Type 1 diabetes: Diagnosis and management of type 1 diabetes in children, young people and adults
This is an extract from the guidance. The complete guidance is available at guidance.nice.org.uk/cg15
Key priorities for implementation: children and young people
Management from diagnosis
Children and young people with type 1 diabetes should be offered an ongoing integrated package of care by a multidisciplinary paediatric diabetes care team. To optimise the effectiveness of care and reduce the risk of complications, the diabetes care team should include members with appropriate training in clinical, educational, dietetic, lifestyle, mental health and foot care aspects of diabetes for children and young people.
At the time of diagnosis, children and young people with type 1 diabetes should be offered home-based or inpatient management according to clinical need, family circumstances and wishes, and residential proximity to inpatient services. Home-based care with support from the local paediatric diabetes care team (including 24-hour telephone access to advice) is safe and as effective as inpatient initial management.

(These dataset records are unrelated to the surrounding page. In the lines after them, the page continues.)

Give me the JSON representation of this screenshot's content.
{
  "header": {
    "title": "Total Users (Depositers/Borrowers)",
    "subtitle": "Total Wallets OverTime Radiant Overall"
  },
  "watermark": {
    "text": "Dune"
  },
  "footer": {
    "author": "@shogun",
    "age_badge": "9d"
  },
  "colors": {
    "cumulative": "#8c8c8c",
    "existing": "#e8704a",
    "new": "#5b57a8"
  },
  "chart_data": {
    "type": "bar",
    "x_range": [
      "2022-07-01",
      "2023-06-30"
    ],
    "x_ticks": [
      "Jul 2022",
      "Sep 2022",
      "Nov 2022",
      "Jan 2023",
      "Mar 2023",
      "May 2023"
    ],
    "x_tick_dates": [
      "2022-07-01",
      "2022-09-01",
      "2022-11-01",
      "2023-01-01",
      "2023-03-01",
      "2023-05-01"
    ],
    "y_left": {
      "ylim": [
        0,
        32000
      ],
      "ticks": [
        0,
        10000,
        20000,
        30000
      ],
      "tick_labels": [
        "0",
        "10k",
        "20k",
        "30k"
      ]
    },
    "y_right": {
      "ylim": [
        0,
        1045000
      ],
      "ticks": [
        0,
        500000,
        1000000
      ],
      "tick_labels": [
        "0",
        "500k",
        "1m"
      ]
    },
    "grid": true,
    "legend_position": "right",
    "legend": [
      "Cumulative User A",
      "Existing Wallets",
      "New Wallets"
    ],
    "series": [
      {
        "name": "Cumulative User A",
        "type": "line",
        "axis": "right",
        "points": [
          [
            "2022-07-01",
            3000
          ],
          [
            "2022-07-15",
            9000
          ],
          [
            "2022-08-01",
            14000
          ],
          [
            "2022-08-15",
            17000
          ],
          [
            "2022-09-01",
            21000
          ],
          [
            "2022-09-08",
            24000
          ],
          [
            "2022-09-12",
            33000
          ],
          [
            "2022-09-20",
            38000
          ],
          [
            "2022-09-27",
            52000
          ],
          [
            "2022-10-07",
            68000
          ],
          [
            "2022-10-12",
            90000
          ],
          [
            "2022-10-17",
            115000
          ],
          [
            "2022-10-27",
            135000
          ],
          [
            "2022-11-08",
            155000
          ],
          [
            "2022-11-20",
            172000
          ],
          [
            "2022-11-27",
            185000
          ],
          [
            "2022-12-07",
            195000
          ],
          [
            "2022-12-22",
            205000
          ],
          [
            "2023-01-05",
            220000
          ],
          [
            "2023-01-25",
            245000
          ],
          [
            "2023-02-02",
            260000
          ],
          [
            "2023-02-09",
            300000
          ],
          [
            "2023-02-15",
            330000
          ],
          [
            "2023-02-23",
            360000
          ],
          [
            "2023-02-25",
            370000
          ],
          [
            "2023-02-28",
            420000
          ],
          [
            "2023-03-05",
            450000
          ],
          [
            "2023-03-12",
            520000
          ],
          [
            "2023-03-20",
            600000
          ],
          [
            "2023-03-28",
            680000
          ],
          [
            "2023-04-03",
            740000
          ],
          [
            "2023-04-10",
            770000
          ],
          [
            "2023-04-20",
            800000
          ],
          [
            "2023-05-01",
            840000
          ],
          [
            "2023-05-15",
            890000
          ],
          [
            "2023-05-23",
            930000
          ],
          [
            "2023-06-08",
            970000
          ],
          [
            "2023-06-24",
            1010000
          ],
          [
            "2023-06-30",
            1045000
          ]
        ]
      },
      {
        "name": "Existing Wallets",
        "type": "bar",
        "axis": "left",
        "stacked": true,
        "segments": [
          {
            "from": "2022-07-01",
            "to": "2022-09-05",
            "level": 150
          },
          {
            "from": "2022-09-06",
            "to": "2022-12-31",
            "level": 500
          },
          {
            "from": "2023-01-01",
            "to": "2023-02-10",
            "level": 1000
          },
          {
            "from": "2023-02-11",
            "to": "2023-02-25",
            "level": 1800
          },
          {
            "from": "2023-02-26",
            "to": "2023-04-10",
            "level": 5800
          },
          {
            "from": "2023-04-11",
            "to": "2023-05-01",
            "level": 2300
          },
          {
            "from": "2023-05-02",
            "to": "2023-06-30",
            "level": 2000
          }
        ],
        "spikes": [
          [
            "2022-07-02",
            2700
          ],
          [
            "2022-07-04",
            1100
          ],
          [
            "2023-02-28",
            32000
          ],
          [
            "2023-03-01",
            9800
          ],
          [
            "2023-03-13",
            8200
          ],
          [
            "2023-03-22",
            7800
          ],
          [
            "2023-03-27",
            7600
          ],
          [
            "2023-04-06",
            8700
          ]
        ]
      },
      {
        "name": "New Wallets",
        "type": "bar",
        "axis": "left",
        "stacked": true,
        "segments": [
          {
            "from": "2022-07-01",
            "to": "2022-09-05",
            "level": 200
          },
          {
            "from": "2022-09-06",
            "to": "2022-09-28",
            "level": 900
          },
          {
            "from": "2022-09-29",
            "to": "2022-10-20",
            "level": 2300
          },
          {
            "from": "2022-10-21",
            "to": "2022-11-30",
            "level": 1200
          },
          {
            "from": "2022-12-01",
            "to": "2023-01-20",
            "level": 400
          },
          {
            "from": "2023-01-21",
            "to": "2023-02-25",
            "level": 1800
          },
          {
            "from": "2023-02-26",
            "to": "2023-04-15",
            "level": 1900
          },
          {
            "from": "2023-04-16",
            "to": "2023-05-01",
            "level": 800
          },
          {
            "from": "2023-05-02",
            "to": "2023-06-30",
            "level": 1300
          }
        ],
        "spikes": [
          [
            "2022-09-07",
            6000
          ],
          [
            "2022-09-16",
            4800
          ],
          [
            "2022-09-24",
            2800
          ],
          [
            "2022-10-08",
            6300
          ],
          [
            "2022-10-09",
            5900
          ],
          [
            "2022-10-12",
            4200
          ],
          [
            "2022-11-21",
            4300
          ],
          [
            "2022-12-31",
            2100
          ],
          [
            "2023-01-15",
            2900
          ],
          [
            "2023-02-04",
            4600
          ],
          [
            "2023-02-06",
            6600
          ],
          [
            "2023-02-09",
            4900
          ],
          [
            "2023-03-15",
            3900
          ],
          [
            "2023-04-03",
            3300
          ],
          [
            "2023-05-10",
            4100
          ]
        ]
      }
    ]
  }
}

Children and young people with type 1 diabetes and their families should be offered timely and ongoing opportunities to access information about the development, management and effects of type 1 diabetes. The information provided should be accurate and consistent and it should support informed decision-making.
Monitoring glycaemic control
Children and young people with type 1 diabetes and their families should be informed that the target for long-term glycaemic control is an HbA1c level of less than 7.5% without frequent disabling hypoglycaemia and that their care package should be designed to attempt to achieve this.
Children and young people with diabetic ketoacidosis should be treated according to the guidelines published by the British Society for Paediatric Endocrinology and Diabetes.
Screening for complications and associated conditions
Children and young people with type 1 diabetes should be offered screening for:
coeliac disease at diagnosis
thyroid disease at diagnosis and annually thereafter until transfer to adult services
retinopathy annually from the age of 12 years
microalbuminuria annually from the age of 12 years
blood pressure annually from the age of 12 years.
Children and young people with type 1 diabetes and their families should be offered timely and ongoing access to mental health professionals because they may experience psychological disturbances (such as anxiety, depression, behavioural and conduct disorders and family conflict) that can impact on the management of diabetes and well-being.